Data shows that the US two-year Treasury yield has remained stable at high levels for about two years, hovering between 3.5% and 5%, currently at 4.36%, up 2.56% so far this year.
The DataTrek analysts pointed out that this is the most sensitive part of the yield curve for the market's view on the Fed's future policy. However, the S&P 500 index has risen by 50% during this period. This means that "Higher for longer" will not pose a threat to further gains in the US stock market.
In 2022, the two-year US Treasury bond rose by 363 basis points to 4.41%, while the S&P 500 index fell by 18.4%, the MSCI Europe index fell by 18.3%, the MSCI Japan index fell by 18.7%, and the emerging markets index fell by 22.4%.

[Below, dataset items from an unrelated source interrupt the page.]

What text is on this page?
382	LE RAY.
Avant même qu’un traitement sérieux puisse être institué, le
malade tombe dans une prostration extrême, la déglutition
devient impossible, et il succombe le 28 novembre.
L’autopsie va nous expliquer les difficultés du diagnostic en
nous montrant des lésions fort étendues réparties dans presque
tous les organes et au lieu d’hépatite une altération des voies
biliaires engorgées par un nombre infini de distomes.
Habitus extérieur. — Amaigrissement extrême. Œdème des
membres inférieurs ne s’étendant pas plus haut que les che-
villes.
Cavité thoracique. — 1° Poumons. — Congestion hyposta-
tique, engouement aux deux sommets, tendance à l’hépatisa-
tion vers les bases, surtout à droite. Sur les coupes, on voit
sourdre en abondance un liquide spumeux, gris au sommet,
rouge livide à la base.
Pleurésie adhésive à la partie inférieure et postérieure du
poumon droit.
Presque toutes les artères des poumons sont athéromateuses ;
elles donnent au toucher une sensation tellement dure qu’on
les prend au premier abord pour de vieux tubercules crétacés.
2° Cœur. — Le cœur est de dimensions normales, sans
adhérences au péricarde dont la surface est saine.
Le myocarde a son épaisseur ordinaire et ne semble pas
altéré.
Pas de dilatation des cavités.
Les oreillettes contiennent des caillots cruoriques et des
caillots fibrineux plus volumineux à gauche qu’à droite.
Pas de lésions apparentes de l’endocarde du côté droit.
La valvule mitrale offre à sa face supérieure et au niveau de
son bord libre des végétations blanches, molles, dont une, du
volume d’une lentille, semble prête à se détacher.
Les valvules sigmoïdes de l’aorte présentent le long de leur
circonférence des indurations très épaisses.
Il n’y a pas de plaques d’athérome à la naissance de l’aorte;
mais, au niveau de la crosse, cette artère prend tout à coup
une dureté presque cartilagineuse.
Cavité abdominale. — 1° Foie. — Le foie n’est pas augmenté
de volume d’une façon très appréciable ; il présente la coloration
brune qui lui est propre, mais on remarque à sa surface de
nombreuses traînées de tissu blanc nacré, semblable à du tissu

In 2023, the two-year US Treasury bond fell by 18 basis points to 4.23%, while the S&P 500 index rose by 24.2%, the MSCI Europe index rose by 15.8%, the MSCI Japan index rose by 17.8%, and the emerging markets index rose by 6.1%.
From 2024 to present, the two-year US Treasury bond rose by 9 basis points to 4.32%, while the S&P 500 index rose by 24.4%, the MSCI Europe index fell by 2.1%, the MSCI Japan index rose by 3.2%, and the emerging markets index rose by 5.1%.